Caroline Keep retrained to become a physics teacher, having previously worked as a geotechnical engineer. During her PGCE year, she helped to organise a festival to promote science, technology, engineering, art and maths (Steam) and maker-education for young people. Called Liverpool MakeFest, it is now in its fourth year. In her PGCE year Caroline also published her first education paper – “The Tardis Effect: mobile phones and Stem teaching”.
Two years ago, Caroline joined Future Tech Studio School in Warrington as a NQT. She quickly engaged her pupils by promoting hands-on learning via Arduino and RaspberryPi technology, which led to her class winning the regional Big Bang contest and heading
to the national finals in Birmingham with a nuclear waste robotics project. Her school won an Educate to Innovate award that year as a result of this achievement. Caroline also won the Amaze Award for digital excellence with a RaspberryPi weather station project. She achieved her first 100 per cent pass rate for physics that year and, in addition, published a second academic paper.

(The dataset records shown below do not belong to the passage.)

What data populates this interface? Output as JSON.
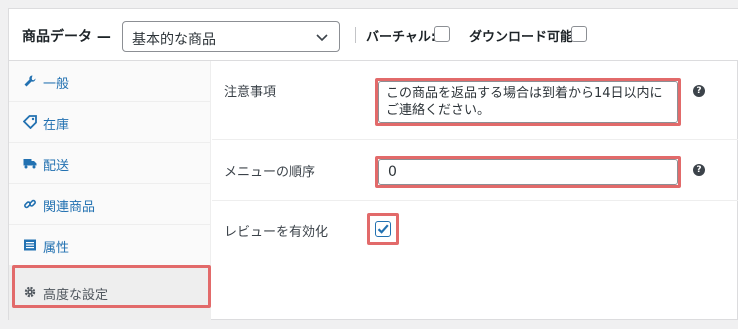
{
  "header": {
    "title": "商品データ —",
    "product_type": {
      "selected": "基本的な商品"
    },
    "virtual_label": "バーチャル:",
    "virtual_checked": false,
    "downloadable_label": "ダウンロード可能:",
    "downloadable_checked": false
  },
  "sidebar": {
    "items": [
      {
        "label": "一般",
        "icon": "wrench-icon"
      },
      {
        "label": "在庫",
        "icon": "tag-icon"
      },
      {
        "label": "配送",
        "icon": "truck-icon"
      },
      {
        "label": "関連商品",
        "icon": "link-icon"
      },
      {
        "label": "属性",
        "icon": "list-icon"
      },
      {
        "label": "高度な設定",
        "icon": "gear-icon",
        "active": true
      }
    ]
  },
  "advanced": {
    "purchase_note_label": "注意事項",
    "purchase_note_value": "この商品を返品する場合は到着から14日以内にご連絡ください。",
    "menu_order_label": "メニューの順序",
    "menu_order_value": "0",
    "enable_reviews_label": "レビューを有効化",
    "enable_reviews_checked": true
  },
  "colors": {
    "highlight": "#e26a6a",
    "link": "#2271b1"
  }
}
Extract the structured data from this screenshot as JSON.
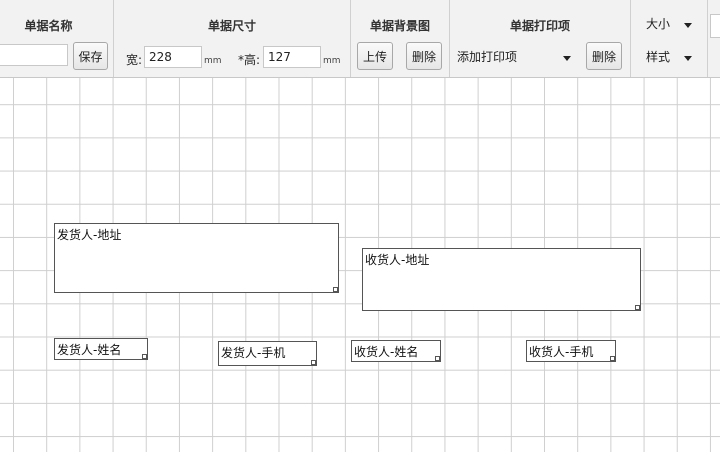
{
  "toolbar": {
    "name_section": {
      "title": "单据名称",
      "name_value": "",
      "save_label": "保存"
    },
    "size_section": {
      "title": "单据尺寸",
      "width_label": "宽:",
      "width_value": "228",
      "width_unit": "mm",
      "height_label": "*高:",
      "height_value": "127",
      "height_unit": "mm"
    },
    "bg_section": {
      "title": "单据背景图",
      "upload_label": "上传",
      "delete_label": "删除"
    },
    "print_section": {
      "title": "单据打印项",
      "select_value": "添加打印项",
      "delete_label": "删除"
    },
    "style_section": {
      "size_select": "大小",
      "style_select": "样式"
    }
  },
  "canvas": {
    "fields": [
      {
        "label": "发货人-地址"
      },
      {
        "label": "收货人-地址"
      },
      {
        "label": "发货人-姓名"
      },
      {
        "label": "发货人-手机"
      },
      {
        "label": "收货人-姓名"
      },
      {
        "label": "收货人-手机"
      }
    ]
  }
}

Unfortunately, Caroline’s school was closed in the summer of 2017. However, she was quickly snapped up by Penketh High School, where she reorganised the physics curriculum, before opening the first state school “makerspace” in the UK.
The judges commented: “Caroline stood out as she is such an inspirational role model – both for other new teachers and for pupils. As such an enthusiastic and knowledgeable champion for Steam learning, her impact in a relatively short time has been phenomenal both in its reach and in its excellence. Her drive, determination and passion for teaching shines out of all she does.”